The completion of our household’s tax returns has been on my to-do list since April, but HMRC’s increasingly frequent reminders of the looming deadline finally injected a degree of urgency into the chore and, yesterday, I ticked it off at last. But not before dispatching a good many minor tasks masquerading as essential missions. These included: fixing a doorknob and sorting out my shaving mirror; then shopping for loose-leaf Darjeeling tea, tamarind paste and fairy-lights.
The knob in
question is a wooden one from a kitchen cabinet which, having fallen off, had
been lying for two weeks in a bowl on the counter, where it passed itself off
as a small brown onion among a crowd of larger ones. It took five minutes to
replace it with an identical one that had been attached, for aesthetic reasons,
to a dummy drawer front. I have now taken the faulty knob to the garage, where
it joins a queue of items slated for refurbishment.
Regarding the
shaving mirror, its position has been an irritant for at least four years. It’s
an elegant and effective product of German engineering, but it’s too tall for
the shelf on which, ideally, it should stand.

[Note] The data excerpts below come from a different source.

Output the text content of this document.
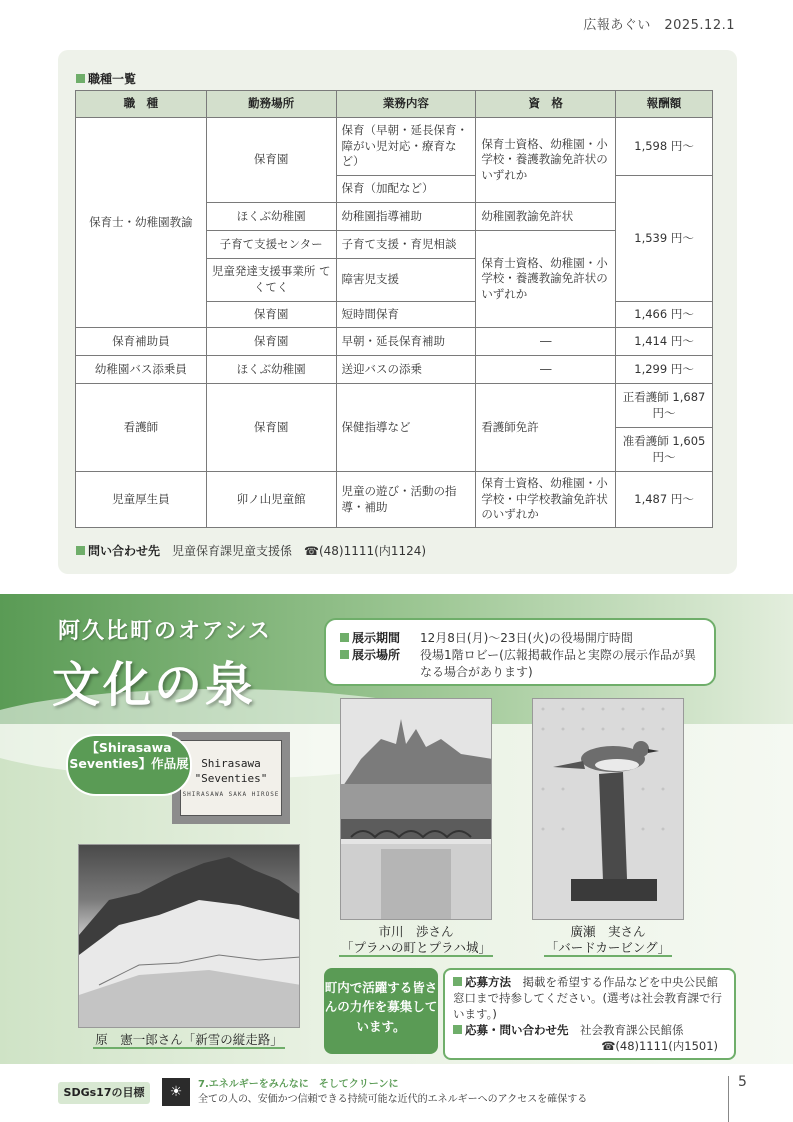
広報あぐい　2025.12.1
職種一覧
職　種	勤務場所	業務内容	資　格	報酬額
保育士・幼稚園教諭	保育園	保育（早朝・延長保育・障がい児対応・療育など）	保育士資格、幼稚園・小学校・養護教諭免許状のいずれか	1,598 円～
		保育（加配など）		1,539 円～
	ほくぶ幼稚園	幼稚園指導補助	幼稚園教諭免許状	
	子育て支援センター	子育て支援・育児相談	保育士資格、幼稚園・小学校・養護教諭免許状のいずれか	
	児童発達支援事業所 てくてく	障害児支援		
	保育園	短時間保育		1,466 円～
保育補助員	保育園	早朝・延長保育補助	―	1,414 円～
幼稚園バス添乗員	ほくぶ幼稚園	送迎バスの添乗	―	1,299 円～
看護師	保育園	保健指導など	看護師免許	正看護師 1,687 円～
				准看護師 1,605 円～
児童厚生員	卯ノ山児童館	児童の遊び・活動の指導・補助	保育士資格、幼稚園・小学校・中学校教諭免許状のいずれか	1,487 円～
問い合わせ先　 児童保育課児童支援係　☎(48)1111(内1124)
阿久比町のオアシス
文化の泉
展示期間	12月8日(月)～23日(火)の役場開庁時間
展示場所	役場1階ロビー(広報掲載作品と実際の展示作品が異なる場合があります)
Shirasawa "Seventies"
SHIRASAWA SAKA HIROSE
【Shirasawa Seventies】作品展
市川　渉さん
「プラハの町とプラハ城」
廣瀬　実さん
「バードカービング」
原　憲一郎さん「新雪の縦走路」
町内で活躍する皆さんの力作を募集しています。
応募方法　 掲載を希望する作品などを中央公民館窓口まで持参してください。(選考は社会教育課で行います。)
応募・問い合わせ先　 社会教育課公民館係
☎(48)1111(内1501)
SDGs17の目標	☀	7.エネルギーをみんなに　そしてクリーンに
全ての人の、安価かつ信頼できる持続可能な近代的エネルギーへのアクセスを確保する
5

So, it squats down by the taps,
where I have to crouch in order to use it, which means I never get a good view
of that tricky spot under the chin and, consequently, too often cut myself with
my so-called safety razor. The solution, when it finally occurred to me, was
simple: I lowered the shelf. It took twenty minutes.
As for the
Darjeeling, I am at a loss to understand why so many people prefer to dunk a
teabag in a mug and imbibe an inferior beverage from a clunky vessel, when they
can as easily infuse the loose leaves in a pot, pour the strained liquid into
porcelain and release the full, aromatic flavour of our national drink. Nor am
I convinced by the convenience argument: I’m willing to wager that scientific
study would reveal marginal savings in time and effort that are easily
outweighed by a superior cuppa and – a bonus – enhanced self-esteem arising
from having done the job properly.
And the tamarind
paste? It was readily procured in a multi-national ‘Asian Supermarket’, though
it has been on the shopping list for so long, neither of us can remember for
which recipe it is intended.
We come then
to the fairy lights. They would not normally be required at this time of year,
since our habitual way of dealing with the festive season is to go abroad and return
when it’s all over. This year, however, the extent of our recent travels has
left us with neither appetite nor budget for further excursion, so we’re hunkering
down at home, prepared to accept that a degree of engagement with the
proceedings is our best option. To this end we have invited two groups of
guests to gather socially at Wonderman Towers to acknowledge any or all three
of the following: the Christian myth of Jesus’ birth; the Pagan tradition of
the Winter Solstice; and the secular celebration of the New Year. A string of
gaily coloured lights will, I trust, suit all occasions. It took me fifteen
minutes to hang them.
I also found
time this week to test whether my recently rekindled interest in yoga was more
than just a passing fancy. But, yet again, I found myself the only male – and
an old one, at that – in a class full of middle-aged women, led by a younger
woman, which made me feel… out of place. I won’t be going back, but I am on the
lookout for a class for old geezers with attitude.
Anyway,
after all that, the tax returns were a doddle, more daunting in the
contemplation than the execution. Next year, I’ll knock them out first and rid
myself of months of lurking anxiety.